医学教育研究者・総合診療医のブログ

医学教育、総合診療について気ままに綴ります。

Advancing careers in medical education: 'Practice architectures' for success in a resource-constrained setting (Med Teach 2021)

Olupeliyawa AM, Hu WCY, Stalmeijer RE. Advancing careers in medical education: 'Practice architectures' for success in a resource-constrained setting. Med Teach. 2021 Jun 1:1-5. Epub ahead of print.

背景:医学教育におけるキャリアの向上は、世界中で課題となっているが、資源に制約のある状況 (resource-constrained context)では十分な研究が行われていない。本研究では、実践アーキテクチャー理論 (Theory of Practice Architectures; TPA)を概念的なレンズとして用い、資源の乏しい国における医学教育のキャリアの出現とその後の発展について調査した。

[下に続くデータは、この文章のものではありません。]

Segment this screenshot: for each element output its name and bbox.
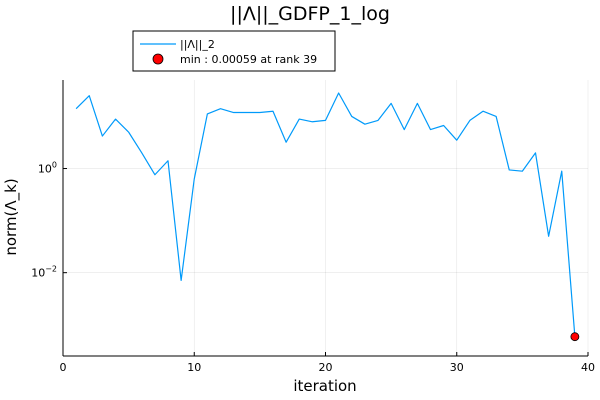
y-tick-label: 100 xyxy=(38,161,57,176)
x-tick-label: 10 xyxy=(187,361,201,374)
chart-title: ||Λ||_GDFP_1_log xyxy=(230,3,390,25)
series-group xyxy=(75,92,580,342)
x-axis-label: iteration xyxy=(293,377,356,395)
x-tick-label: 0 xyxy=(60,361,67,374)
y-ticks: 100 10−2 xyxy=(31,161,67,280)
legend-box xyxy=(132,30,336,72)
x-ticks: 0 10 20 30 40 xyxy=(60,352,595,374)
legend: ||Λ||_2 min : 0.00059 at rank 39 xyxy=(132,30,336,72)
series-line xyxy=(75,92,576,337)
legend-series-label: ||Λ||_2 xyxy=(180,38,215,51)
y-tick-label: 10−2 xyxy=(31,265,57,280)
x-tick-label: 40 xyxy=(581,361,595,374)
x-tick-label: 30 xyxy=(450,361,464,374)
legend-marker-swatch xyxy=(152,53,164,65)
min-marker xyxy=(570,332,580,342)
legend-marker-label: min : 0.00059 at rank 39 xyxy=(180,53,317,66)
y-axis-label: norm(Λ_k) xyxy=(2,178,21,255)
x-tick-label: 20 xyxy=(319,361,333,374)
grid xyxy=(62,80,589,356)
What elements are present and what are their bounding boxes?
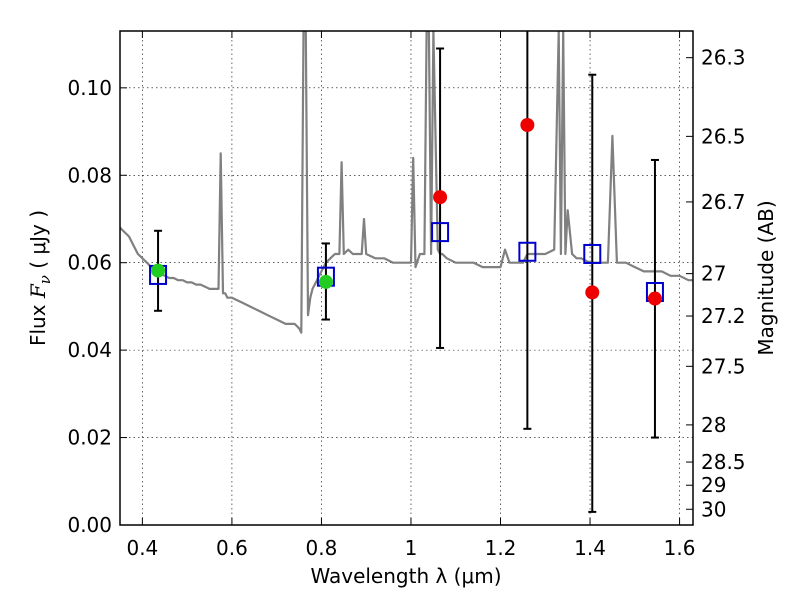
model-flux-box	[431, 222, 450, 243]
y2-tick-label: 29	[701, 473, 726, 497]
y-tick-label: 0.08	[67, 163, 112, 187]
y-axis-label-var: F	[26, 283, 50, 299]
y2-tick-label: 27	[701, 262, 726, 286]
x-tick-label: 1	[405, 536, 418, 560]
spectrum-line	[120, 31, 693, 334]
y-axis-label-sub: ν	[36, 275, 54, 284]
y2-axis-label: Magnitude (AB)	[754, 200, 778, 355]
x-tick-label: 0.4	[126, 536, 158, 560]
detection-point-red	[647, 291, 662, 306]
y2-tick-label: 28.5	[701, 450, 746, 474]
y2-tick-label: 27.2	[701, 304, 746, 328]
axis-ticks	[120, 31, 693, 526]
y2-tick-label: 27.5	[701, 354, 746, 378]
y2-tick-label: 26.5	[701, 124, 746, 148]
x-tick-label: 1.6	[664, 536, 696, 560]
plot-content	[120, 31, 693, 513]
x-tick-label: 0.8	[306, 536, 338, 560]
y2-tick-label: 26.7	[701, 190, 746, 214]
plot-frame	[119, 30, 694, 526]
y-tick-label: 0.06	[67, 251, 112, 275]
x-axis-label: Wavelength λ (μm)	[310, 564, 501, 588]
error-bar	[523, 31, 532, 430]
y-tick-label: 0.10	[67, 76, 112, 100]
model-flux-box	[518, 241, 537, 262]
y-tick-label: 0.04	[67, 338, 112, 362]
y2-tick-label: 26.3	[701, 46, 746, 70]
x-tick-label: 1.4	[574, 536, 606, 560]
axis-labels: 0.4 0.6 0.8 1 1.2 1.4 1.6 0.00 0.02 0.04 0.06 0.08 0…	[67, 46, 745, 560]
y2-tick-label: 28	[701, 413, 726, 437]
y2-tick-label: 30	[701, 497, 726, 521]
detection-point-green	[318, 274, 333, 289]
x-tick-label: 1.2	[485, 536, 517, 560]
y-tick-label: 0.02	[67, 426, 112, 450]
detection-point-red	[433, 190, 448, 205]
detection-point-green	[151, 263, 166, 278]
grid-lines	[120, 31, 693, 526]
detection-point-red	[585, 285, 600, 300]
model-flux-box	[583, 243, 602, 264]
y-tick-label: 0.00	[67, 513, 112, 537]
y-axis-label-prefix: Flux	[26, 298, 50, 346]
y-axis-label: Flux Fν ( μJy )	[26, 210, 54, 346]
y-axis-label-suffix: ( μJy )	[26, 210, 50, 275]
x-tick-label: 0.6	[216, 536, 248, 560]
detection-point-red	[520, 117, 535, 132]
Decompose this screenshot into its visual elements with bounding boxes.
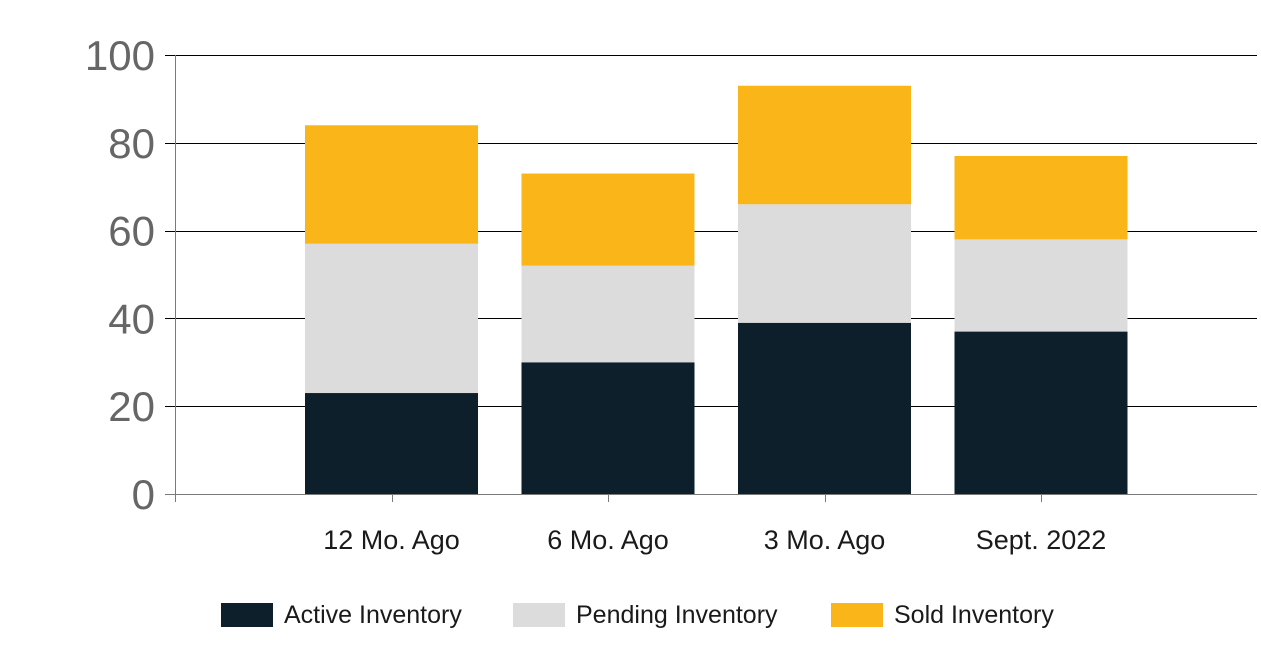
bar-segment-sold-inventory [954,155,1128,240]
y-tick-label: 100 [85,32,155,79]
x-tick-label: 3 Mo. Ago [764,525,886,555]
y-tick-label: 20 [108,383,155,430]
bar-segment-active-inventory [954,331,1128,494]
y-axis-ticks: 0 20 40 60 80 100 [85,32,155,518]
legend-item-sold-inventory: Sold Inventory [831,601,1054,629]
legend-label: Sold Inventory [894,601,1054,629]
bar-segment-pending-inventory [738,204,911,323]
legend-item-active-inventory: Active Inventory [221,601,462,629]
legend-item-pending-inventory: Pending Inventory [513,601,778,629]
x-tick-label: Sept. 2022 [976,525,1107,555]
legend-label: Active Inventory [284,601,462,629]
bar-segment-sold-inventory [738,85,911,205]
bar-segment-pending-inventory [521,265,695,363]
legend-swatch [221,603,273,627]
bars [305,85,1128,494]
legend-label: Pending Inventory [576,601,778,629]
x-axis-ticks: 12 Mo. Ago 6 Mo. Ago 3 Mo. Ago Sept. 2022 [323,525,1106,555]
bar-segment-active-inventory [521,362,695,494]
y-tick-label: 40 [108,295,155,342]
bar-segment-sold-inventory [305,125,478,244]
x-tick-label: 6 Mo. Ago [547,525,669,555]
y-tick-label: 60 [108,208,155,255]
y-tick-label: 80 [108,120,155,167]
bar-segment-active-inventory [305,393,478,494]
legend-swatch [513,603,565,627]
bar-segment-pending-inventory [954,239,1128,332]
bar-segment-pending-inventory [305,243,478,394]
legend-swatch [831,603,883,627]
x-tick-label: 12 Mo. Ago [323,525,460,555]
axes [165,55,1257,502]
bar-segment-active-inventory [738,322,911,494]
legend: Active Inventory Pending Inventory Sold In… [221,601,1054,629]
y-tick-label: 0 [132,471,155,518]
bar-segment-sold-inventory [521,173,695,266]
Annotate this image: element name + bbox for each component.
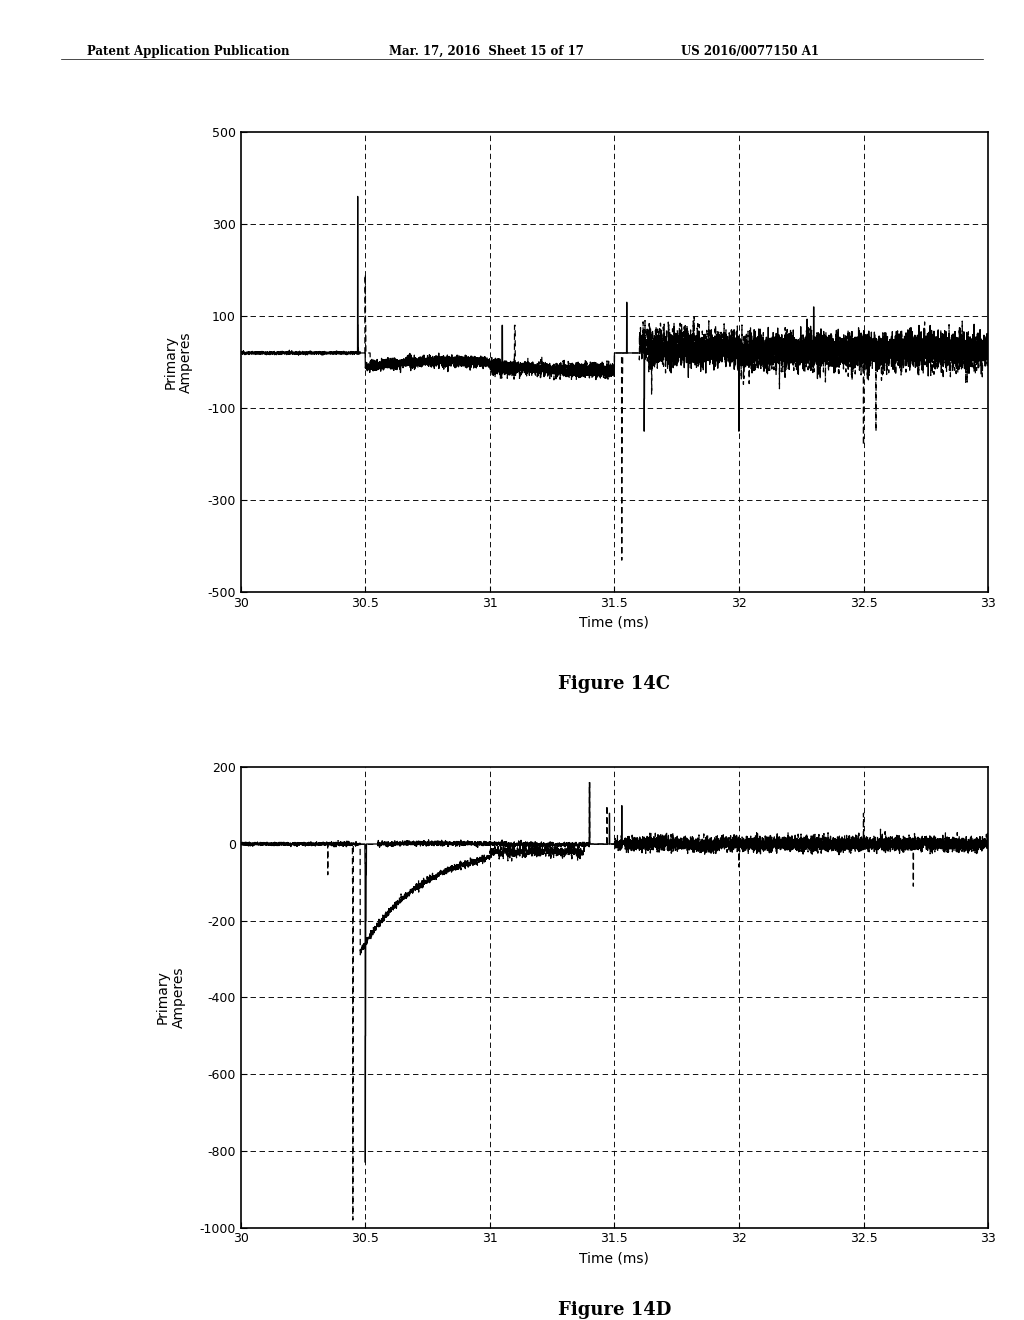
Text: US 2016/0077150 A1: US 2016/0077150 A1 [681,45,819,58]
X-axis label: Time (ms): Time (ms) [580,615,649,630]
Text: Figure 14C: Figure 14C [558,675,671,693]
Text: Figure 14D: Figure 14D [558,1302,671,1319]
X-axis label: Time (ms): Time (ms) [580,1251,649,1265]
Y-axis label: Primary
Amperes: Primary Amperes [163,331,194,393]
Text: Patent Application Publication: Patent Application Publication [87,45,290,58]
Y-axis label: Primary
Amperes: Primary Amperes [156,966,185,1028]
Text: Mar. 17, 2016  Sheet 15 of 17: Mar. 17, 2016 Sheet 15 of 17 [389,45,584,58]
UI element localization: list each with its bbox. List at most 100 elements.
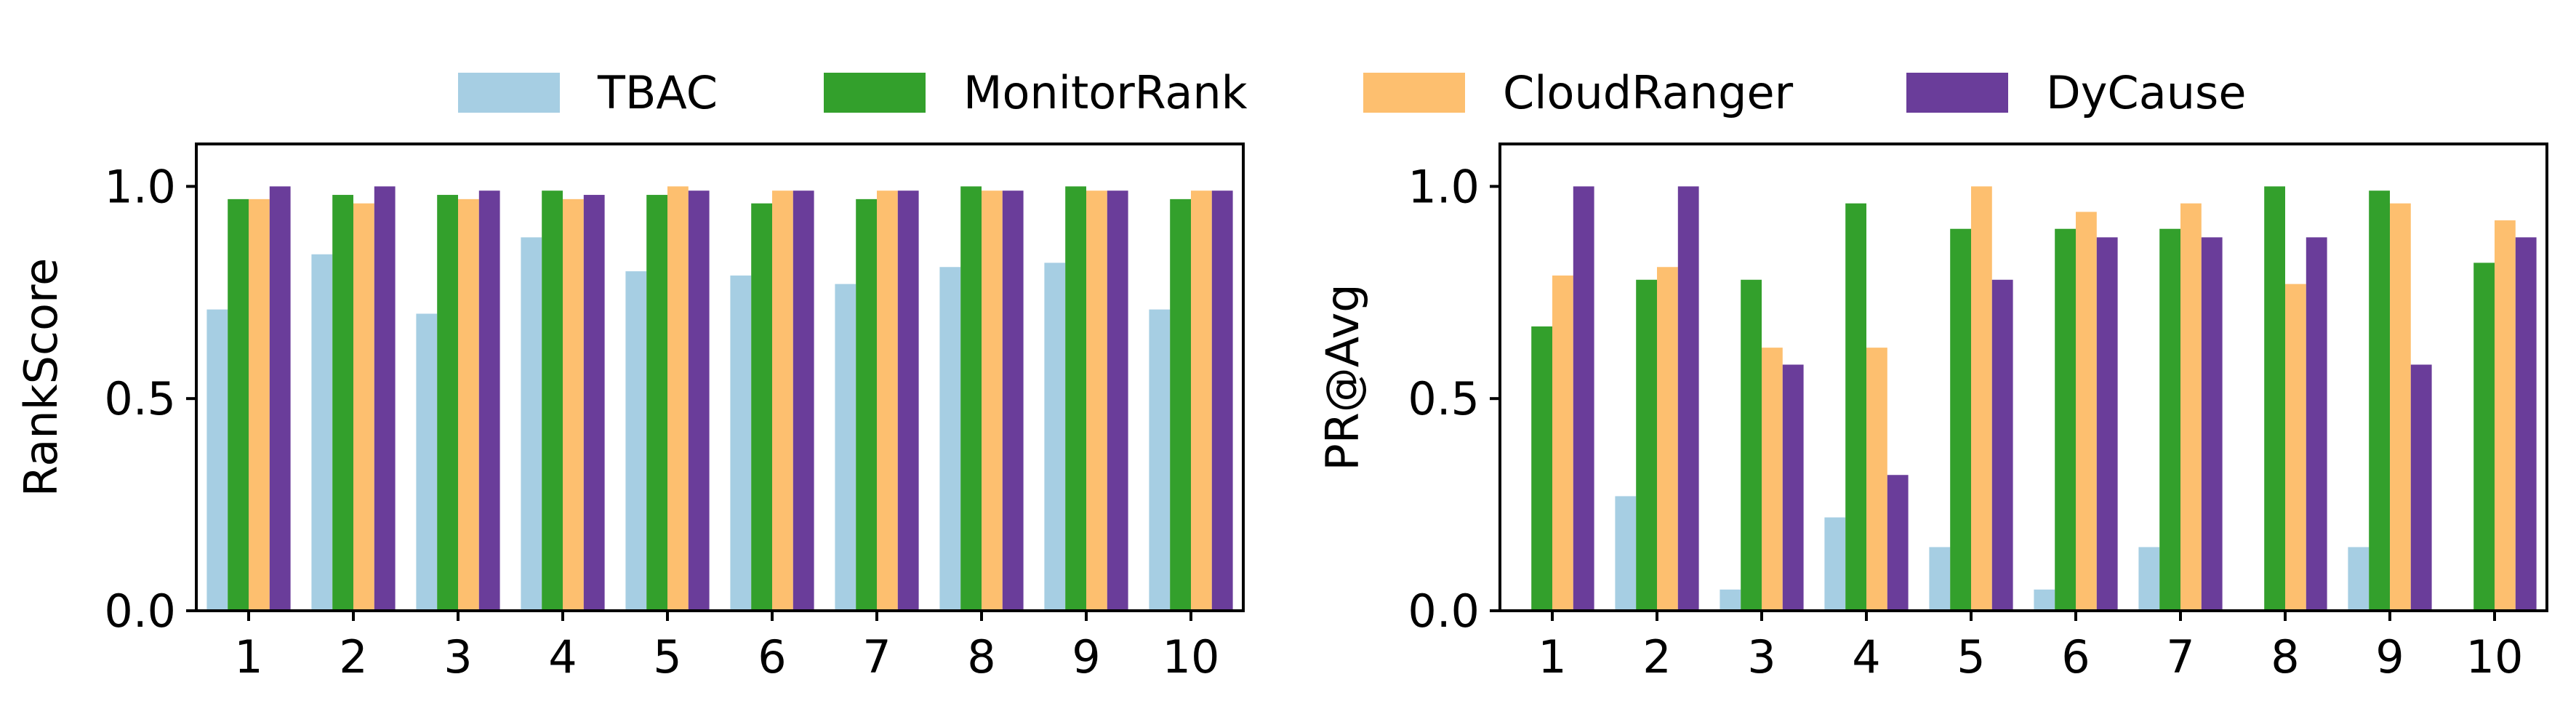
x-tick-label: 2	[1642, 630, 1671, 683]
bar-tbac-5	[1929, 547, 1951, 611]
bar-dycause-10	[2515, 237, 2537, 611]
bar-monitorrank-5	[646, 195, 667, 611]
bar-dycause-7	[2201, 237, 2223, 611]
y-axis-label: RankScore	[15, 258, 68, 497]
bar-cloudranger-3	[1762, 348, 1783, 611]
bar-dycause-9	[2410, 364, 2432, 611]
bar-dycause-2	[374, 186, 396, 611]
y-tick-label: 1.0	[104, 160, 176, 213]
bar-cloudranger-4	[563, 198, 584, 611]
x-tick-label: 6	[758, 630, 786, 683]
bar-tbac-3	[416, 313, 438, 611]
bar-monitorrank-10	[1170, 198, 1191, 611]
bar-tbac-9	[2348, 547, 2370, 611]
bar-cloudranger-2	[353, 203, 374, 611]
bar-dycause-1	[269, 186, 291, 611]
legend-item-cloudranger: CloudRanger	[1363, 66, 1793, 119]
bar-cloudranger-4	[1866, 348, 1887, 611]
plot-frame	[195, 143, 1245, 612]
bar-dycause-8	[1002, 190, 1024, 611]
legend-label-monitorrank: MonitorRank	[963, 65, 1248, 119]
rankscore-chart: 0.0 0.5 1.0 1 2 3 4 5 6 7 8 9 10 RankScore	[15, 143, 1245, 683]
x-tick-label: 1	[1538, 630, 1566, 683]
plot-frame	[1498, 143, 2548, 612]
legend-label-dycause: DyCause	[2046, 65, 2247, 119]
legend-label-tbac: TBAC	[598, 65, 718, 119]
x-tick-label: 7	[862, 630, 891, 683]
y-tick-label: 0.0	[1408, 585, 1480, 638]
bar-tbac-3	[1720, 589, 1741, 611]
x-tick-label: 6	[2061, 630, 2090, 683]
bar-monitorrank-2	[1636, 279, 1657, 611]
bar-monitorrank-2	[332, 195, 353, 611]
x-tick-label: 8	[2271, 630, 2299, 683]
bar-monitorrank-6	[2055, 228, 2076, 611]
bar-dycause-7	[897, 190, 919, 611]
bar-cloudranger-6	[772, 190, 793, 611]
bar-cloudranger-7	[877, 190, 898, 611]
bar-monitorrank-10	[2473, 262, 2495, 611]
bar-tbac-4	[1824, 517, 1846, 611]
x-tick-label: 5	[1957, 630, 1985, 683]
bar-tbac-8	[939, 267, 961, 611]
bar-dycause-8	[2306, 237, 2327, 611]
bar-monitorrank-5	[1950, 228, 1971, 611]
bar-cloudranger-10	[2495, 220, 2516, 611]
bar-dycause-2	[1677, 186, 1699, 611]
x-tick-label: 9	[2375, 630, 2404, 683]
y-tick-label: 0.5	[1408, 372, 1480, 425]
legend-item-dycause: DyCause	[1906, 65, 2247, 119]
bar-tbac-9	[1044, 262, 1066, 611]
x-tick-label: 2	[339, 630, 367, 683]
bar-cloudranger-1	[1552, 275, 1573, 611]
bar-monitorrank-1	[228, 198, 249, 611]
legend-swatch-cloudranger	[1363, 72, 1465, 113]
bar-tbac-6	[730, 275, 752, 611]
y-axis-label: PR@Avg	[1316, 284, 1369, 470]
bar-monitorrank-8	[2264, 186, 2285, 611]
bar-monitorrank-4	[542, 190, 563, 611]
x-tick-label: 9	[1072, 630, 1100, 683]
bar-tbac-2	[1615, 496, 1637, 611]
bar-monitorrank-4	[1845, 203, 1866, 611]
bar-cloudranger-5	[667, 186, 689, 611]
x-tick-label: 10	[1163, 630, 1220, 683]
bar-monitorrank-9	[1065, 186, 1086, 611]
y-tick-label: 1.0	[1408, 160, 1480, 213]
legend-item-tbac: TBAC	[458, 65, 718, 119]
bar-dycause-10	[1211, 190, 1233, 611]
x-tick-label: 3	[1747, 630, 1775, 683]
bar-dycause-6	[793, 190, 814, 611]
bar-tbac-5	[625, 271, 647, 611]
chart-legend: TBAC MonitorRank CloudRanger DyCause	[0, 0, 2576, 138]
x-tick-label: 4	[1852, 630, 1880, 683]
bar-dycause-5	[688, 190, 710, 611]
bar-monitorrank-7	[856, 198, 877, 611]
x-tick-label: 3	[444, 630, 472, 683]
legend-swatch-tbac	[458, 72, 560, 113]
bar-dycause-9	[1107, 190, 1128, 611]
bar-tbac-1	[206, 309, 228, 611]
legend-swatch-dycause	[1906, 72, 2008, 113]
y-tick-label: 0.5	[104, 372, 176, 425]
bar-cloudranger-10	[1191, 190, 1212, 611]
bar-tbac-10	[1149, 309, 1171, 611]
bar-cloudranger-8	[982, 190, 1003, 611]
bar-tbac-7	[835, 284, 856, 611]
bar-monitorrank-3	[1741, 279, 1762, 611]
bar-tbac-2	[311, 254, 333, 611]
bar-monitorrank-8	[960, 186, 982, 611]
bar-cloudranger-7	[2180, 203, 2202, 611]
bar-cloudranger-8	[2285, 284, 2306, 611]
bar-dycause-1	[1573, 186, 1594, 611]
bar-dycause-4	[1887, 475, 1909, 611]
bar-dycause-3	[1782, 364, 1804, 611]
bar-monitorrank-3	[437, 195, 458, 611]
x-tick-label: 8	[967, 630, 995, 683]
pr-avg-chart: 0.0 0.5 1.0 1 2 3 4 5 6 7 8 9 10 PR@Avg	[1316, 143, 2548, 683]
bar-dycause-3	[478, 190, 500, 611]
x-tick-label: 10	[2466, 630, 2524, 683]
bar-monitorrank-6	[751, 203, 772, 611]
x-tick-label: 1	[234, 630, 262, 683]
bar-monitorrank-1	[1531, 326, 1552, 611]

方法:スリランカの9つのメディカルスクールと1つの大学院から選ばれた14名のキャリア初期で第一線で活躍する医学教育者 (medical educator)を合目的的に抽出し、半構造化質的インタビューを実施した。テーマ分析は、TPAの3つの概念的レンズを用いて行った。すなわち、言説的-文化的 (discursive-cultural)、物質的-経済的 (material-economic)、社会的-政治的 (socio-political)である。

結果:3つのテーマが明らかになった。すなわち、キャリア構築のための言説としてのファカルティ・ディベロップメント(言説的-文化的)、臨床医学の専門分野と同等の医学教育の専門性を持つ人材の育成に焦点を当てたリーダーシップ(物質的-経済的)、ファカルティ・ディベロップメントの活動から生まれた医療専門職教育における協力的なプロフェッショナル・ネットワーク(社会的-政治的)である。

結論:TPAを用いた調査の結果、ファカルティ・ディベロップメントは、医学教育におけるアカデミック・キャリアを促進するための強力な言説を育む可能性があることが明らかになった。医学教育のリーダーは、医学教育の正式なトレーニングプログラムを確立することで重要な役割を果たすことができる。また、協力的な専門家ネットワークは、特に参加者が卒前から卒後までの連続したトレーニングの間に機関や医療専門家の間で専門知識やリソースを共有する場合、医学教育のキャリアの可視性を向上させることができる。また、TPAは、文化的、物質的-経済的、社会的-政治的な要因が、資源が限られているかどうかにかかわらず、さまざまな状況下でキャリア開発をどのように促進したり妨げたりするかを理解するためにも使用することができる。